The U.S. Supreme Court is a vital component of the balance of power in the American government—one built on checks and balances. Its judicial power of review can declare unconstitutional laws enacted by Congress and executive actions taken by the President of the United States.
Arguably, this power makes the Court the most important of our three branches of government, and that is why the Court must fulfill its fundamental duty to provide equal justice under the law and to serve as honorable guardians of our Constitution.
That was not always the case.
Beginning with its creation in 1789, the Court resided in the basement of the nation’s Capitol Building (where it remained until the mid-19th century), finding the judicial fortitude to declare only two federal laws unconstitutional. But with the advent of the Civil War and the expansion of the West—both of which wrought violence on the nation’s soil and led to a host of laws designed to serve the interests of the wealthy and maintain the powerlessness of the poor—the Court found itself increasingly called upon to decide which laws were constitutional and which were not.
These advances enhanced the Court’s power, and when any institution accrues power, it becomes more assertive in its use.
Between 1994 and 2002, the Court declared 32 federal laws, in whole or part, unconstitutional.
In the Federalists Papers, Alexander Hamilton said this assertion of power by the Court would serve, not thwart, the interests of Democracy. Hamilton strongly believed that the Constitution represented the absolute will of the people while laws, both federal and state laws, merely represented the people’s temporary will through fallible legislators.
Hamilton was correct, but the constitutional scholar could not have foreseen, in his wildest imagination, the Court’s decision-making in Bush v. Gore—a political decision that decided the presidential race in 2000 between Republican George W. Bush and Democrat Al Gore.
Florida’s Republican Secretary of State Katherine Harris, on November 26, 2000, declared Bush the winner by a 537-vote margin before all the votes on a recount had been counted. Gore took the issue to the Florida Supreme Court, which, on December 8, 2000, declared that the recount had to continue.
Bush immediately appealed to the U.S. Supreme Court, which, on December 9, ordered the recount ordered by the Florida Supreme Court to be halted until it could hear the case. On December 11, the Court heard oral arguments in the case and the very next day, in a 5-4 decision, overturned the recount decision by the Florida Supreme Court.
The decision effectively gave the presidency to Bush. The five justices voting in favor of Bush were Republican appointees, and the four justices voting in favor of Gore were Democrat appointees.
That December in 2000 is when the Supreme Court visibly became a political institution whose purpose is to serve not the Constitution nor the people but the biddings of the political interests of the forces behind their appointments, most notably, the Federalist Society and other conservative “dark money” groups.
Understandably, trust in the Court by the American people has plummeted from a nearly 70 percent rating in 2001 to 41 percent in 2023.

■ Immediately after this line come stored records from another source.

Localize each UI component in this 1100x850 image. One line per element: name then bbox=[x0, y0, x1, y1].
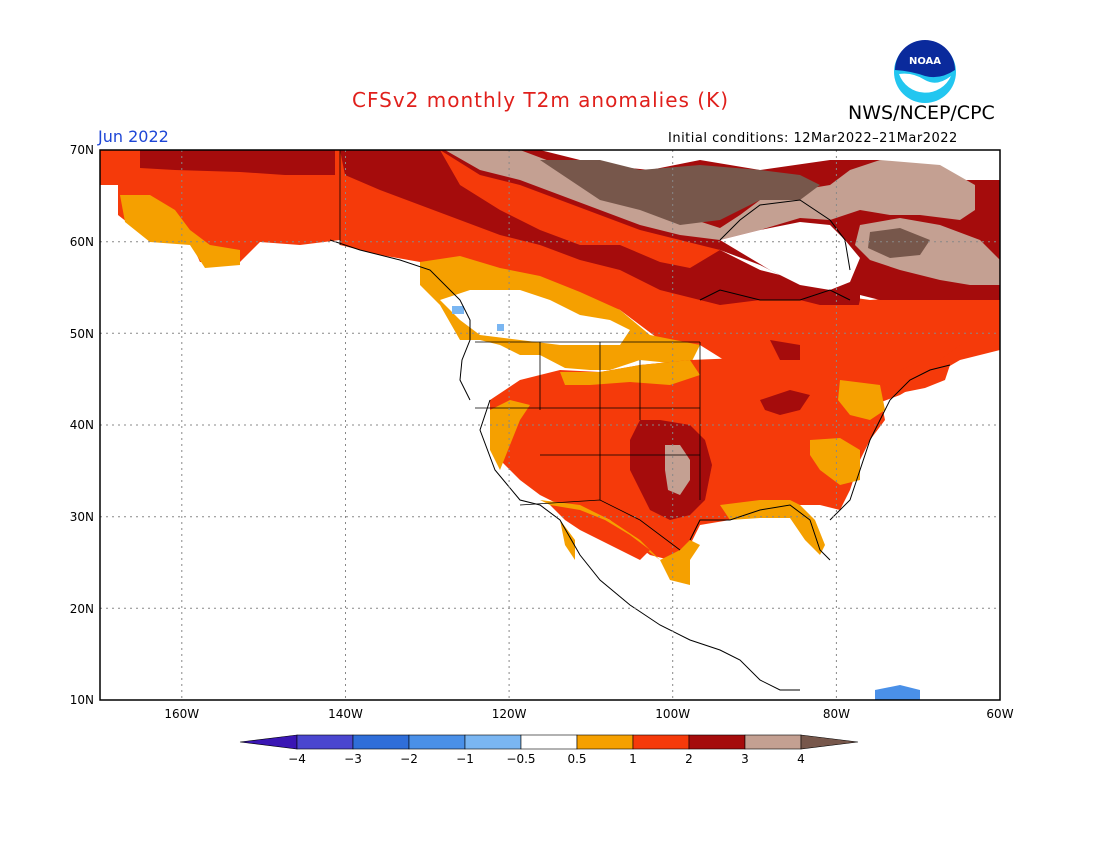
legend-tick-label: 4 bbox=[797, 752, 805, 766]
lat-labels: 70N 60N 50N 40N 30N 20N 10N bbox=[70, 143, 94, 707]
legend-tick-label: −2 bbox=[400, 752, 418, 766]
lon-label: 120W bbox=[492, 707, 527, 721]
lon-label: 160W bbox=[164, 707, 199, 721]
legend-swatch bbox=[632, 734, 690, 750]
lon-label: 100W bbox=[655, 707, 690, 721]
legend-swatch bbox=[296, 734, 354, 750]
logo-text: NOAA bbox=[909, 56, 941, 67]
legend-swatch bbox=[408, 734, 466, 750]
legend-arrow-right bbox=[800, 734, 859, 750]
legend-swatch bbox=[744, 734, 802, 750]
lat-label: 20N bbox=[70, 602, 94, 616]
chart-title: CFSv2 monthly T2m anomalies (K) bbox=[352, 88, 729, 112]
lat-label: 10N bbox=[70, 693, 94, 707]
legend-tick-label: −4 bbox=[288, 752, 306, 766]
organization-label: NWS/NCEP/CPC bbox=[848, 102, 995, 124]
legend-arrow-left bbox=[239, 734, 298, 750]
lon-label: 60W bbox=[986, 707, 1013, 721]
coastlines bbox=[329, 199, 951, 691]
lat-label: 70N bbox=[70, 143, 94, 157]
anomaly-field bbox=[100, 150, 1000, 700]
legend-tick-label: 3 bbox=[741, 752, 749, 766]
lon-label: 80W bbox=[823, 707, 850, 721]
legend-swatch bbox=[576, 734, 634, 750]
legend-tick-label: −3 bbox=[344, 752, 362, 766]
lon-labels: 160W 140W 120W 100W 80W 60W bbox=[164, 707, 1013, 721]
noaa-logo-icon: NOAA bbox=[894, 40, 956, 103]
initial-conditions-label: Initial conditions: 12Mar2022–21Mar2022 bbox=[668, 131, 958, 146]
lat-label: 50N bbox=[70, 327, 94, 341]
gridlines bbox=[100, 150, 1000, 700]
legend-tick-label: 1 bbox=[629, 752, 637, 766]
lat-label: 40N bbox=[70, 418, 94, 432]
legend-swatch bbox=[688, 734, 746, 750]
legend-swatch bbox=[520, 734, 578, 750]
legend-swatch bbox=[464, 734, 522, 750]
lat-label: 30N bbox=[70, 510, 94, 524]
legend-tick-label: 2 bbox=[685, 752, 693, 766]
lat-label: 60N bbox=[70, 235, 94, 249]
legend-tick-label: −1 bbox=[456, 752, 474, 766]
lon-label: 140W bbox=[328, 707, 363, 721]
legend-tick-label: −0.5 bbox=[506, 752, 535, 766]
month-label: Jun 2022 bbox=[98, 127, 169, 146]
legend-tick-label: 0.5 bbox=[567, 752, 586, 766]
political-borders bbox=[339, 150, 701, 551]
legend-swatch bbox=[352, 734, 410, 750]
map-frame bbox=[99, 149, 1001, 701]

Today, one media investigative report after another discloses that two justices (Thomas and Alito) have received special favors from billionaires friends that include expensive gifts, luxurious trips to resorts around the globe on yachts and private jets, mortgages paid on the homes of family members, RVs bought personal travel, and other things not disclosed. The wives of these same two justices have engaged in lunatic-fringe insurrection behavior supporting a violent overthrow of the government.

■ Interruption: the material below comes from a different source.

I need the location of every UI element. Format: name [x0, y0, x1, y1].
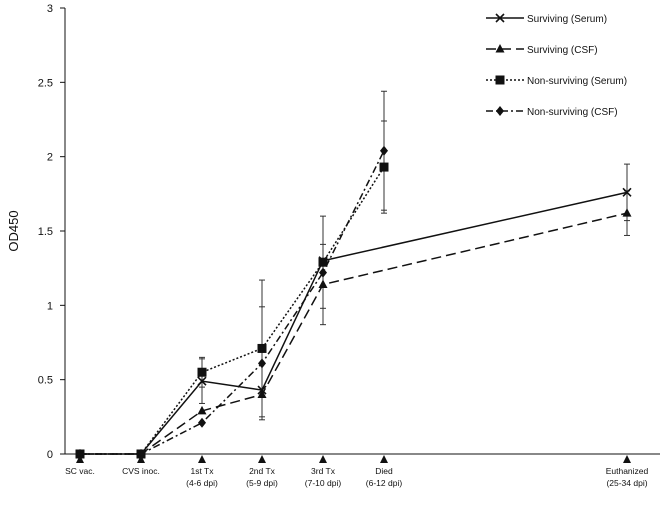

Yet neither justice will recuse themselves from cases dealing with issues connected to anyone or anything associated with their special privileges or lunatic political behavior.
The Court recently entertained the argument that the President of the United States would enjoy absolute immunity if they ordered the assassination of political rivals so long as they determined it was an “official act.”
The fact that such an argument could be made under any circumstances in the nation’s highest Court is disturbing and dangerous.
The nation’s legal system, in conjunction with the American people, await the Court’s decision on how much, if any, immunity an American president enjoys for committing criminal wrongdoing while in office. One presidential candidate is already campaigning on a platform of revenge against his political rivals, his intention to act as a dictator and undo the underpinnings of this nation’s Democracy.
Would this Supreme Court stop such a President?
Based on its actions and recent statements by some of the Justices, we have every reason to fear that the Court would help usher in an authoritarian rule of government, the rule of law, the Constitution, and the people be damned.